UK Acorn Finance (UKAF) brought a claim against insurers Markel, under the Third Party (Rights Against Insurers) Act 2010, in UKAF v Markel [2020] EWHC 922 (Comm).
The background was that UKAF had obtained judgments for negligent over-valuations of 11 agricultural properties. However, the valuer was insolvent and its professional indemnity insurer, Markel, used a clause in the contract (the unintentional non-disclosure (UND) clause) to escape responsibility. The valuer therefore had no cover, which left UKAF with no means of recovery.
In a judgment handed down on Skype last week, however, Judge Pelling QC held there was an implied term of the UND clause that Markel could not use it to make a decision which was arbitrary, capricious or irrational. The court did not believe it was right for it to review the position afresh, but instead considered the evidence adduced by Markel and judged the underwriter’s decision making, explained to the court in detailed cross examination, against this Braganza irrationality test.
Georgina Squire, partner at Rosling King, who acted for UKAF, said: ‘We are delighted by this judgment which is a significant judgment in that it underlines the point that a party in a position of contractual power should always have the Braganza test in their mind when making a decision.
‘It was expected that the Braganza test would be applied widely. Perhaps it has, though very few disputes over it appear to have gone to court and this is therefore all the more interesting.’

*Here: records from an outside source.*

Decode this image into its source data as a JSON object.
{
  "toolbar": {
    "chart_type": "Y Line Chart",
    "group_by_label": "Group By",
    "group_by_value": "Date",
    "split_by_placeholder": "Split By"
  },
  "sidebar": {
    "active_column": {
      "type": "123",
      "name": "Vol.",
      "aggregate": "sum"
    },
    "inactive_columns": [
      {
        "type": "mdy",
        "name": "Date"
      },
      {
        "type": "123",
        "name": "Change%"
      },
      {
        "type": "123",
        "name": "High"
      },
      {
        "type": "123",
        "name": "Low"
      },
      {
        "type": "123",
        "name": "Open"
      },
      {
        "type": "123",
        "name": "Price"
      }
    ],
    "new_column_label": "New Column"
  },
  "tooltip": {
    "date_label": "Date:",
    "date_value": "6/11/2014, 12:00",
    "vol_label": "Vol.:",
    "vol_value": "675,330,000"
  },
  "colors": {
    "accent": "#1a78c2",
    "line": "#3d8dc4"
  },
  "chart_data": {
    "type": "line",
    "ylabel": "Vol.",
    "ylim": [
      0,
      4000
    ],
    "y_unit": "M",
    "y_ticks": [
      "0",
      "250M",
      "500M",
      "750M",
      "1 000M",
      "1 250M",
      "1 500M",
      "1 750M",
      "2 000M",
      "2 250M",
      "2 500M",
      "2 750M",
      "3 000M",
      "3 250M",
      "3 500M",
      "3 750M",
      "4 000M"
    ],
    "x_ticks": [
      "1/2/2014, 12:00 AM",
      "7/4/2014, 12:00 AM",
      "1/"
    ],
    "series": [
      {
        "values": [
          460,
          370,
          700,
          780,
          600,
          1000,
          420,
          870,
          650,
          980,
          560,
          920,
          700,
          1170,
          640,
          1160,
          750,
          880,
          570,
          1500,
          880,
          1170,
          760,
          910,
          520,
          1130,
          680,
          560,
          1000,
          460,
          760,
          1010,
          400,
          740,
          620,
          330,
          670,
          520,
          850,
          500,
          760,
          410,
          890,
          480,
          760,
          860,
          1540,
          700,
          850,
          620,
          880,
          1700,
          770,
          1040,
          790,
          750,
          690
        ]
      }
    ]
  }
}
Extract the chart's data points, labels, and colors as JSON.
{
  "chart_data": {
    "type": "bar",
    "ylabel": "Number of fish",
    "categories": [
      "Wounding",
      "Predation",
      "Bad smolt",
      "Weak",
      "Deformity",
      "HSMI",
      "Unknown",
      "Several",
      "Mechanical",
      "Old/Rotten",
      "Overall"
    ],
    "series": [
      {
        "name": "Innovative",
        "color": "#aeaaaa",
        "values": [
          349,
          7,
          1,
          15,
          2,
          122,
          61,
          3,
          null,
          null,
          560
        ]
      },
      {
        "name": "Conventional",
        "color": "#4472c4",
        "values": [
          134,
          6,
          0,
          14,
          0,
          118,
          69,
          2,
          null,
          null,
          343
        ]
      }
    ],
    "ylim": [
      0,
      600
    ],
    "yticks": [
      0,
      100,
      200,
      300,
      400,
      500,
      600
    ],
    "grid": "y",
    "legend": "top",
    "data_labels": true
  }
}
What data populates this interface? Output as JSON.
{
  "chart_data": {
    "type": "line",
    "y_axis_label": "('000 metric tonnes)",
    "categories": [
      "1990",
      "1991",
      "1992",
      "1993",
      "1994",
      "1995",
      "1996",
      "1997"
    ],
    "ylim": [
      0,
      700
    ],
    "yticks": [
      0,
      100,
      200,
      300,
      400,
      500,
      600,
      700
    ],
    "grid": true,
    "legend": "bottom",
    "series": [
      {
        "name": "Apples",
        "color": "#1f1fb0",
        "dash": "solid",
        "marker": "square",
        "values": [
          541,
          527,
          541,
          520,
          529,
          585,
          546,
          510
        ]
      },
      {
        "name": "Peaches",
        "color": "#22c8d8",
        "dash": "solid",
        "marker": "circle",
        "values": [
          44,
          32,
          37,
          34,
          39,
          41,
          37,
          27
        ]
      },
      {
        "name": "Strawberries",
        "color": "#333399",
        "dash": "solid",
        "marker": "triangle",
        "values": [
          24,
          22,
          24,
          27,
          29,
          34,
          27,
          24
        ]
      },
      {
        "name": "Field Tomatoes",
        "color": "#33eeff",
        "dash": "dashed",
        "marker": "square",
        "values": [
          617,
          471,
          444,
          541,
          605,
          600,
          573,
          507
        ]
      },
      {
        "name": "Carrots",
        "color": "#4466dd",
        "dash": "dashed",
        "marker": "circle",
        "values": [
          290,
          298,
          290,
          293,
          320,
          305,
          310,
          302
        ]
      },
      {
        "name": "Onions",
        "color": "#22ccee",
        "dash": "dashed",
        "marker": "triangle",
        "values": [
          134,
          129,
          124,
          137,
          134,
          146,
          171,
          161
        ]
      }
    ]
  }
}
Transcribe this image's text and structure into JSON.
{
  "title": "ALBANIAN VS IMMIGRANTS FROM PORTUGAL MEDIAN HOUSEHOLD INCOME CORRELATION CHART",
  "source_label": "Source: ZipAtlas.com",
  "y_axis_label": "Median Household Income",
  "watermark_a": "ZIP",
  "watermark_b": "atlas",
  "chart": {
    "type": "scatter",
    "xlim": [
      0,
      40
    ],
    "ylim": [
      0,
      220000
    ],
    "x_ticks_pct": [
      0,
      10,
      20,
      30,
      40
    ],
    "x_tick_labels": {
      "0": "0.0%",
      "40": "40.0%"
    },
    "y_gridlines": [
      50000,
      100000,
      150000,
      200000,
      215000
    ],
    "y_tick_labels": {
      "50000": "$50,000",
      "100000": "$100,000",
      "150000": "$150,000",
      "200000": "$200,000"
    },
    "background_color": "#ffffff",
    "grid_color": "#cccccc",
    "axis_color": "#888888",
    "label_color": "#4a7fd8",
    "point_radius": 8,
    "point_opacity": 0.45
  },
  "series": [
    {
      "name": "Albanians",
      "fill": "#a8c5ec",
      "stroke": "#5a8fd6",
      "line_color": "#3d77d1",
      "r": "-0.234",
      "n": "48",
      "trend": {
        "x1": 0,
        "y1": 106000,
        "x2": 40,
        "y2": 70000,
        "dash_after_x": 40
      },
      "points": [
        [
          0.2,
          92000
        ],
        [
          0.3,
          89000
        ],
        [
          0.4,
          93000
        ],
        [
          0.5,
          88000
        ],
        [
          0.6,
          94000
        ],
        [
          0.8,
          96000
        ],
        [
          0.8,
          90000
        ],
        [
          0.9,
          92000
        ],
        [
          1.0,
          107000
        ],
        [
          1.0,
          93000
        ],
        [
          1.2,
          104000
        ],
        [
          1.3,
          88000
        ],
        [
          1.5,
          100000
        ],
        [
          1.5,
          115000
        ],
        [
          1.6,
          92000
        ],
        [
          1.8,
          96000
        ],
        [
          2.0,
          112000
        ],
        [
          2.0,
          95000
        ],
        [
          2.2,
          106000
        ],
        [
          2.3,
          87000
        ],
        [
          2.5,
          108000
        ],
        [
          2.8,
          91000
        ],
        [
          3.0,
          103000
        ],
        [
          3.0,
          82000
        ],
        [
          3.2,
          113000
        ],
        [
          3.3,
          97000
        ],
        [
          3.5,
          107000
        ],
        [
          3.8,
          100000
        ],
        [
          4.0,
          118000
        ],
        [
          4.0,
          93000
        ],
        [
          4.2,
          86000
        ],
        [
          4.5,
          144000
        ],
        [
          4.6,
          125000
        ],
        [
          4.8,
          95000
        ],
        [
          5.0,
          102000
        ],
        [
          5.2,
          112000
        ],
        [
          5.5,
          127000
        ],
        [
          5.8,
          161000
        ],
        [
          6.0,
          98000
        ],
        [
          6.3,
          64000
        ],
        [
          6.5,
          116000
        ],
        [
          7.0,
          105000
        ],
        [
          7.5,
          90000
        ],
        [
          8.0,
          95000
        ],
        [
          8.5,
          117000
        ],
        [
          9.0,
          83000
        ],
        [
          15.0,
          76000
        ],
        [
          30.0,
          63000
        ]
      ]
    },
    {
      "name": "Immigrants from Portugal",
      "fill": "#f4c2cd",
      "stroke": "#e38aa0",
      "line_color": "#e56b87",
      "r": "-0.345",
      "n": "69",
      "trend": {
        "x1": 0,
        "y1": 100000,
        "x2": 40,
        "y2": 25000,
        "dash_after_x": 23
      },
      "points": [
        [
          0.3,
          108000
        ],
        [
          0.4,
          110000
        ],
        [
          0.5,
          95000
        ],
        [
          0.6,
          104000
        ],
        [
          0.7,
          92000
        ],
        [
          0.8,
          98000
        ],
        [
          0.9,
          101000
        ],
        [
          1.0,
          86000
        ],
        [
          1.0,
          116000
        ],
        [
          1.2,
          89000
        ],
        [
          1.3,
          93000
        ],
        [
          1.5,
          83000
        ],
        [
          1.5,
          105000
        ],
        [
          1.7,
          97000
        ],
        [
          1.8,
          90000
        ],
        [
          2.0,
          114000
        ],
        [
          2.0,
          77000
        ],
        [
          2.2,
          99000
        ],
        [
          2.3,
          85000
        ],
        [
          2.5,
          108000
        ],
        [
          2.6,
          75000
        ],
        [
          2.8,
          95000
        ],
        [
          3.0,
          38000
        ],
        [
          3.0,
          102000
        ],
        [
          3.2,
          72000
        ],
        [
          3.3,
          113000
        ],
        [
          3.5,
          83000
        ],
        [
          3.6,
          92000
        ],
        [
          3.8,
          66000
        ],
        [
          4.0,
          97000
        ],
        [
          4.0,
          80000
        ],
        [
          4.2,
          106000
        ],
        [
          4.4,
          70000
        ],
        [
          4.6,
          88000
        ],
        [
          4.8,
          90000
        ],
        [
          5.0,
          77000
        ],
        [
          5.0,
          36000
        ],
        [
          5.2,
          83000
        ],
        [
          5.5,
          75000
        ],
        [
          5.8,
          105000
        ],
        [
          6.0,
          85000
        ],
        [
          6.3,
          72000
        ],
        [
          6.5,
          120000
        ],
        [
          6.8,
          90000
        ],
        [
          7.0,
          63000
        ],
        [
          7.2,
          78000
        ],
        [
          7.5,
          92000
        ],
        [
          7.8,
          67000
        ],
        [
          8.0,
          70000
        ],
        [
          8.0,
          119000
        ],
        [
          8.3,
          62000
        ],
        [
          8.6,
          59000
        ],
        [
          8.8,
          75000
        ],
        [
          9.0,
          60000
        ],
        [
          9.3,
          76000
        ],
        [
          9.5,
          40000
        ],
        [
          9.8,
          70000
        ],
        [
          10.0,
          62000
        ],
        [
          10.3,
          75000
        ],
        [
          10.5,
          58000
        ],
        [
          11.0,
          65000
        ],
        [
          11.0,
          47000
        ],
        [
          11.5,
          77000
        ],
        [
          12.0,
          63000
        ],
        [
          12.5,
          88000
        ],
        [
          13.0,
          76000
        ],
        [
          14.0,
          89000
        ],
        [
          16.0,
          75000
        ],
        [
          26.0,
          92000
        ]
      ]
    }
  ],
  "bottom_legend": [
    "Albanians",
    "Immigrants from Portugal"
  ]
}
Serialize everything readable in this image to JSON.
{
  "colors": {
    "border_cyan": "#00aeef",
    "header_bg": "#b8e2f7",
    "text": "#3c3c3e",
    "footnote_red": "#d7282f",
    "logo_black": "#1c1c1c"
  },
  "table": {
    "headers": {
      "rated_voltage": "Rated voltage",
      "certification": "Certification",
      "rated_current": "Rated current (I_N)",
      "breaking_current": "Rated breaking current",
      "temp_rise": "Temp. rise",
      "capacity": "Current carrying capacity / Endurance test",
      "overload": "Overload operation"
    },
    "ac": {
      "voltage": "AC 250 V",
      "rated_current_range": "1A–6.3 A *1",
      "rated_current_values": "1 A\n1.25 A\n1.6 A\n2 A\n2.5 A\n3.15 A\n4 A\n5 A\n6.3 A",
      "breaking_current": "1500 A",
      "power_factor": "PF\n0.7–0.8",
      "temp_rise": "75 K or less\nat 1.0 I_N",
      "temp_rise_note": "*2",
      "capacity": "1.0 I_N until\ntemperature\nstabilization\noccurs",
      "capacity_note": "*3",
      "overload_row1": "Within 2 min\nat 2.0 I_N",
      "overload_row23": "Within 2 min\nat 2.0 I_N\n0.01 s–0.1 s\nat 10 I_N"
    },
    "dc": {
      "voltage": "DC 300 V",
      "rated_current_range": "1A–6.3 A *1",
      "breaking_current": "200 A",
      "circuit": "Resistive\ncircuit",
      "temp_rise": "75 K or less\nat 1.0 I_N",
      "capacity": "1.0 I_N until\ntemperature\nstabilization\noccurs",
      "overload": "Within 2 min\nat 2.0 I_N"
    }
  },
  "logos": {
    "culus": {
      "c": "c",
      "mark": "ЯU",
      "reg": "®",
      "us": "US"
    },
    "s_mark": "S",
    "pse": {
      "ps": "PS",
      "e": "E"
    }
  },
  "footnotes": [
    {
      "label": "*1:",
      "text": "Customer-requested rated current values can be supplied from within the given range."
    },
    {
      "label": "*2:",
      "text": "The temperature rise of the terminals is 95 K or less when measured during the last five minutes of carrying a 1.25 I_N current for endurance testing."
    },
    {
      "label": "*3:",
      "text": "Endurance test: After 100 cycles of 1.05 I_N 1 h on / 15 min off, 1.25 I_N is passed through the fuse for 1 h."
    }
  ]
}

In Braganza v BP Shipping [2015] UKSC 17, BP was found to have reached a conclusion that no reasonable decision-make could have reached. BP had used a contractual loophole to deny death-in-service benefits to the widow of an employee who disappeared without trace off an oil tanker at sea. Lady Hale held that a contractual decision maker should not abuse their position and overcame this by implying a term as to the manner in which they exercise their decision-making powers.